Carrol Cox cbcox at ilstu.edu
Wed Feb 1 07:17:30 PST 2012


"In reality, it was Rosa Luxemburg's 1915 "Junius Pamphlet" (The Crisis of Social Democracy) which was, for the first time, clearly to pose the alternative socialism or barbarism as the historic choice confronting the working-class movement and the human species. It was only at thay specific moment that Marxism broke radically with any linear vision of history and with any illusion of a "guaranteed" future. And it was only in the writings of Walter Benjamin that would at last be found a critique in depth, on the basis of historical materialism, of the progressivist ideologies that disarmed the German and European working-class movement by drugging it with the illusion that is could get by merely through "swimming with the current" of history."

(Maclcolm Lowy, in Monthly Review, November, 1998)

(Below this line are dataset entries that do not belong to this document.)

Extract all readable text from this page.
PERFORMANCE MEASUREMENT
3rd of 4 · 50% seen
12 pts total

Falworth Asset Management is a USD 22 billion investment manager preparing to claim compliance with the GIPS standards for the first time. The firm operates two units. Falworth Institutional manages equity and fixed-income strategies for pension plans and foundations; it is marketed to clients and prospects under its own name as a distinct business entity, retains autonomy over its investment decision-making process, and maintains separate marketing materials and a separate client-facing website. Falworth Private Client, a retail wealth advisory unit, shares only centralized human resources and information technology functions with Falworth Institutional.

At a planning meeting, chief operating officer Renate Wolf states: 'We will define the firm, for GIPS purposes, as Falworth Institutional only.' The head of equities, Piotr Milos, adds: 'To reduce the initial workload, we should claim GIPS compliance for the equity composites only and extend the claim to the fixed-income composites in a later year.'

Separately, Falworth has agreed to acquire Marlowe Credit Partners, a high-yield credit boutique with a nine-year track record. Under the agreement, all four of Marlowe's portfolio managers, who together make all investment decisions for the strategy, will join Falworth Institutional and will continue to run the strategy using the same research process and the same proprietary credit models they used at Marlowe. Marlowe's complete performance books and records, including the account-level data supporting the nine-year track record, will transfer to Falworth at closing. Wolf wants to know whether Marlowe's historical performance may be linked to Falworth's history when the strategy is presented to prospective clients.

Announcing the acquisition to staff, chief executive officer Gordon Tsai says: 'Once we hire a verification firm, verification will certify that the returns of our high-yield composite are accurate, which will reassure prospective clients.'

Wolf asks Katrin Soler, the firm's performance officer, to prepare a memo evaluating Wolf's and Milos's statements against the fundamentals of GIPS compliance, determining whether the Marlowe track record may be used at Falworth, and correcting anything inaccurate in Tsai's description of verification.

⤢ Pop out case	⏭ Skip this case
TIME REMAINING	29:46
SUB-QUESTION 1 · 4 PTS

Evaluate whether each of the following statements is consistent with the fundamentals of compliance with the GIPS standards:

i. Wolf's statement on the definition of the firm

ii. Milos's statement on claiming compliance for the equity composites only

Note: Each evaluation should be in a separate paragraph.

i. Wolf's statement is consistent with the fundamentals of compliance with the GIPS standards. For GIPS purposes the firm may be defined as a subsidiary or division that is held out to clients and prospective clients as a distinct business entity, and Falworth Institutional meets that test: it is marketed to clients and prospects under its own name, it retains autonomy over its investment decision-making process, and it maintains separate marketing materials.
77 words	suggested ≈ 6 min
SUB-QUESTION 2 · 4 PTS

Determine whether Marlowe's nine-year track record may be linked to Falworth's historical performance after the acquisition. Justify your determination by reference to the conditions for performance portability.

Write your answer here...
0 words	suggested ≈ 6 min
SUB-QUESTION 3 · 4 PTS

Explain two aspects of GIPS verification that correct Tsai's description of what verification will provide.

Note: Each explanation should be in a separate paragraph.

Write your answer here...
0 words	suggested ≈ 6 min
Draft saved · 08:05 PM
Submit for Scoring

Angelus did not give the date of the quotation from Luxemburg, but it was presumably before 1915. And of the writer's quoted, only a line or two in this passage from RL exhibit any assurance that the Non-Barbarism future is inevitable. It seems to me that the moment one eliminates this suggestion of inevitability (which, as Lowy points out is a leftover from Bourgeois theories of Progress built into history) -- only this gives even the weakest peg on which to hang babblings of "Faith." All of them assume that history is not theorizable, or as Sweezy argued, socialism is NOT a science, and hence cannot be predicted (Scenarios are anti-Marxist). The implications of The Present as History is that capitalism is so totally destructive that, if not overthrown (and that cannot be predicted) the result will be barbarism and the possible destruction of humanity.

All the arguments are if. . .then; all cite human struggle with its unpredictable oucomes, as the only _possible_ means of avoiding the probable barbarism of humanity.

All assume the necessity of enduring defeats because the (incredibly foolish) insistence on a scenario guaranteeing victory constitutes a final surrender to the inevitability of barbarism.

If that grim prognosis, that total rejection of the Ideology of Progress, be faith, we need more of it.

Carrol

All things fall and are built again, And those who build them again are gay.